Search code examples
rfunctiondatabase-connectionscopingrmysql

How to connect to a database outside a function, disconnect inside a function, and then reconnect inside that function with R & RMySQL


I have an R script utilizing the RMySQL library that connects to an Amazon RDS. The script initially connects to the RDS prior to running the function. Inside the function, the MySQL on the RDS is queried, and then the Sys.sleep command is executed for a duration of 24 hours (86400 seconds) and then resumes. Because Amazon's RDS wait_timeout parameter is set to 8 hours (28800) which results in this error in my R console:

Error in .local(conn, statement, ...) :
    could not run statement: MySQL server has gone away

I cannot do this so I have tried the following code:

duration <- 86400
con <- dbConnect(MySQL(),
       user = passwordFile$user[1],
       password = passwordFile$password[1],
       host = passwordFile$host[1],
       dbname = passwordFile$dbname[1])
query <- function(...) dbGetQuery(con, ...)
testing <- function(){
       test1 <- query("SELECT * FROM a_log")
       print(test1)
       dbDisconnect(con)
       Sys.sleep(duration)
       con <- dbConnect(MySQL(),
              user = passwordFile$user[1],
              password = passwordFile$password[1],
              host = passwordFile$host[1],
              dbname = passwordFile$dbname[1])
       test2 <- query("SELECT * FROM a_log")
       return(test2)
}
temp <- testing()
print(temp)

The test1 object prints fine. However, I get the following error (even when I set duration to 1) when trying to print test2:

>Error in mysqlQuickSQL(conn, statement, ...) : expired MySQLConnection

Is it possible to connect to a MySQL server.database outside of a function and then to disconnect within a function and then reconnect within the function? Thank you!!


Solution

  • Without being able to actually try out this code, a possible problem is that you have two functions trying to manage one connection. It can help to separate tasks with functions: connect_to_amazon creates the connection, query returns a table, and testing wraps a process.

    It's also risky to have functions reference values in a parent environment, since those can change or not even exist later.

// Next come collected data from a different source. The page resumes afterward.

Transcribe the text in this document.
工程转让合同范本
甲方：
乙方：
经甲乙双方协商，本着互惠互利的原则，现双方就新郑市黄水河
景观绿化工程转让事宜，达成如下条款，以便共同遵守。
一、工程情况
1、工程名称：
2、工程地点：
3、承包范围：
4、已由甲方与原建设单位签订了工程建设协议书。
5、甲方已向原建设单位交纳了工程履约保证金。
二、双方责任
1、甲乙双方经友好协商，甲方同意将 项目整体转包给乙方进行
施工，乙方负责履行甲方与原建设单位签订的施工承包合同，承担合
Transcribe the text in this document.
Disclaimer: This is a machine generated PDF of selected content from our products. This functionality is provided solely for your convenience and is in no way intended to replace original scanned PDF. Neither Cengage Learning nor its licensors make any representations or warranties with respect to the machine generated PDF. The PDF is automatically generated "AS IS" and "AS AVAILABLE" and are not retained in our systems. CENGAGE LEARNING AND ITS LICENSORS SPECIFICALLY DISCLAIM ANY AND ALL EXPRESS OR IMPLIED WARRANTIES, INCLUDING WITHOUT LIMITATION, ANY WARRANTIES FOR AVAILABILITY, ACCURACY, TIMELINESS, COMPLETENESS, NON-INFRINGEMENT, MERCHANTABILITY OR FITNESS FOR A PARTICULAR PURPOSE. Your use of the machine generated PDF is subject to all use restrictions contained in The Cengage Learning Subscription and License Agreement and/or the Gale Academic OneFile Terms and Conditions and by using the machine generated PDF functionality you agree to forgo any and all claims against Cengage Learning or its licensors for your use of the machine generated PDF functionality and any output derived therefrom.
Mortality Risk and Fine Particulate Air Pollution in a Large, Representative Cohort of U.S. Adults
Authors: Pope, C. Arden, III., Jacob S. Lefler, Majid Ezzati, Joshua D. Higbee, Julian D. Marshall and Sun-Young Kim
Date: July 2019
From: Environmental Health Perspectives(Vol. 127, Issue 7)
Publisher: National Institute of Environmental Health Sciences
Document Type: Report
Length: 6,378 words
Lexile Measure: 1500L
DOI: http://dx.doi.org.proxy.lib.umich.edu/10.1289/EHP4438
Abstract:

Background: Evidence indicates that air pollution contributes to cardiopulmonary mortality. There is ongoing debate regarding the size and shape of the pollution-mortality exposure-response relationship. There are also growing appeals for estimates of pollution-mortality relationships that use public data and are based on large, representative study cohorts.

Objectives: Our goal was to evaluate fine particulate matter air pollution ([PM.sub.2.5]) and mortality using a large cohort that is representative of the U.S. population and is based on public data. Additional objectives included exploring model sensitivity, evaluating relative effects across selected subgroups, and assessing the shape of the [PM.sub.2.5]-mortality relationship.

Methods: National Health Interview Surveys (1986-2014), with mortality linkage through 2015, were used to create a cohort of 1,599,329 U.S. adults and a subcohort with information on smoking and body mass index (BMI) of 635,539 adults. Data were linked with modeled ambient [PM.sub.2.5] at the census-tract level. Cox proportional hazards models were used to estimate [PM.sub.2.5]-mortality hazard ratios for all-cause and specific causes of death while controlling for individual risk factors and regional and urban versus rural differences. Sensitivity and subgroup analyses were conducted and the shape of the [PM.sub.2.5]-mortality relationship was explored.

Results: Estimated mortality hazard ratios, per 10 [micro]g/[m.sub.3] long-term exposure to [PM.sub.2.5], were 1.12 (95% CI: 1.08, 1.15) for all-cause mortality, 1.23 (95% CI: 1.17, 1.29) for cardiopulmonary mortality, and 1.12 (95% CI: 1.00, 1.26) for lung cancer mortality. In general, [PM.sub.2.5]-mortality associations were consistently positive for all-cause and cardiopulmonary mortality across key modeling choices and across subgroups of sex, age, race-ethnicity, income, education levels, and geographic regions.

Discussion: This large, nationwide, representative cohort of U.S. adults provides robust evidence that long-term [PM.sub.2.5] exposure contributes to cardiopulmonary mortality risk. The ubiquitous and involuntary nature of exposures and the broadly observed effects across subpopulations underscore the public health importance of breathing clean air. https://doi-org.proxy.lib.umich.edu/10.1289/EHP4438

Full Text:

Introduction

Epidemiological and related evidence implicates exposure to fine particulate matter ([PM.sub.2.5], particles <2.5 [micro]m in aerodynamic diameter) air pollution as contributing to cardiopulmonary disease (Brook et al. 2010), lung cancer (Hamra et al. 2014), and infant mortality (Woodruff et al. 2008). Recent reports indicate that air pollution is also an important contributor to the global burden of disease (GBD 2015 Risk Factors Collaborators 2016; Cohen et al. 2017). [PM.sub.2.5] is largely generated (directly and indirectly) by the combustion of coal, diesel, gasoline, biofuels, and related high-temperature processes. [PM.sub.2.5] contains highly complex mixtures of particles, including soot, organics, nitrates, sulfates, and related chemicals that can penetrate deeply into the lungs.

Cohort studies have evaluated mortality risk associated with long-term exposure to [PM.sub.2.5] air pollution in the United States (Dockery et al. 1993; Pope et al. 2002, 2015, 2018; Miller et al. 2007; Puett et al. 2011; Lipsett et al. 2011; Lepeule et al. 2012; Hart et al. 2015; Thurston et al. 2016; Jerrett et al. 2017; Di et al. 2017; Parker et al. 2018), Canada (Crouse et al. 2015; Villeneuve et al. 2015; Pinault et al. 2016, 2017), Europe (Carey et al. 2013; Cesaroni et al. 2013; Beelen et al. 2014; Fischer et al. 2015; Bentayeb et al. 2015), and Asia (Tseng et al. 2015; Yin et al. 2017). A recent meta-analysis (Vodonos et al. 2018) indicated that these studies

    You can have query, or any other function that accesses the Amazon database, use connect_to_amazon to make the connection, then on.exit to make sure the it's closed when the function's done.

    connect_to_amazon <- function(password_file) {
      dbConnect(
        MySQL(),
        user     = password_file$user[1],
        password = password_file$password[1],
        host     = password_file$host[1],
        dbname   = password_file$dbname[1]
      )
    }
    
    query <- function(..., password_file) {
      amazon_con <- connect_to_amazon(password_file)
      on.exit(dbDisconnect(amazon_con), add = TRUE)
      dbGetQuery(conn = amazon_con, ...)
    }
    
    testing <- function(password_file) {
      test1 <- query("SELECT * FROM a_log", password_file = password_file)
      print(test)
      Sys.sleep(duration)
      test2 <- query("SELECT * FROM a_log", password_file = password_file)
      return(test2)
    }
    

    If you needed to do any other tasks with the Amazon database, you can either write another wrapper function (e.g., write_amazon_table(..., password_file)), or just call connect_to_amazon and work directly with the connection.